Complex investigations were carried out after the DPA received hundreds of complaints, from January 2017 to early 2019 regarding unlawful processing for marketing purposes, in particular, unsolicited marketing calls that had been performed without any consent, from call centers acting on behalf of TIM S.p.A. In some cases, the concerned parties either had denied their consent to receive marketing calls or were part of the public opt-out register. Some complaints also mentioned unfair prize competition processes and the applicable forms, among other issues. The investigations were carried out with the aid of a specialised unit of the Italian Financial Police and revealed several critical infringements of personal data protection legislation.
Unlawful ‘cold’ marketing calls
TIM SpA, Italy’s largest telecommunications service provider, was found to have had marketing calls placed to millions of consumers, by various call centers, on their behalf, to ‘non-customers’, without their consent.
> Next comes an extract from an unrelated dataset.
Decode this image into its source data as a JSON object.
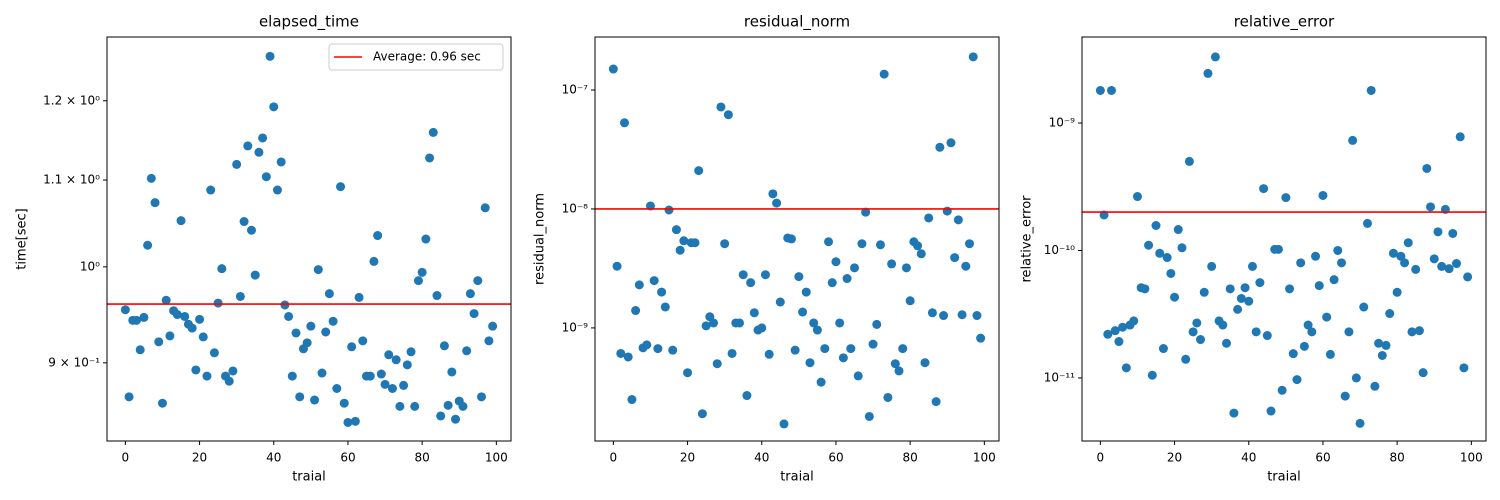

There were also calls made to several customers who are on a marketing black list. Furthermore, over two hundred thousand numbers were called, which were not included in TIM’s list of marketing numbers. According to the European Data Protection Board “Other types of illicit conduct were also found such as TIM’s failure to supervise the activities of some call centres or to properly manage and update their blacklists (listing individuals who do not wish to receive marketing calls), and the fact that consent to marketing activities was mandatory in order to join the ‘Tim Party’ incentive discount scheme.”
Measures issued by the Italian DPA
In addition to imposing fines on TIM, the Italian DPA also imposed certain injunctions and prohibitions. The injunctions require TIM to check the consistency of their blacklists, and to allow customers to access discount schemes and prize competitions without having to consent to marketing interactions. Also, TIM will have to check the app activation procedures; and always specify, in clear and understandable language, the processing activities they perform along with the purposes and the relevant processing mechanisms. They are to make sure they obtain valid consent. In addition, the company is no longer allowed to use customer data collected through their three apps; ‘MyTim’, ‘TimPersonal’ and ‘TimSmartKid’ for any purposes other than to provide the relevant services without the users’ free, specific consent. This is only part of the total of 20 corrective measures imposed on TIM by the Italian DPA, which must all be implemented and the progress thereof, reported to the Italian SA according to a specific timeline, in addition to having to pay the Euro 27.8 million fine within 30 days.
Should our business be worried?
One should keep in mind that the rules on ‘cold calls’ vary from country to country, even within the GDPR framework. It is therefore important to consult an expert before deciding to engage in cold marketing calls or cold emailing. The latter is generally prohibited in all the EU Member States and the UK, with some exceptions.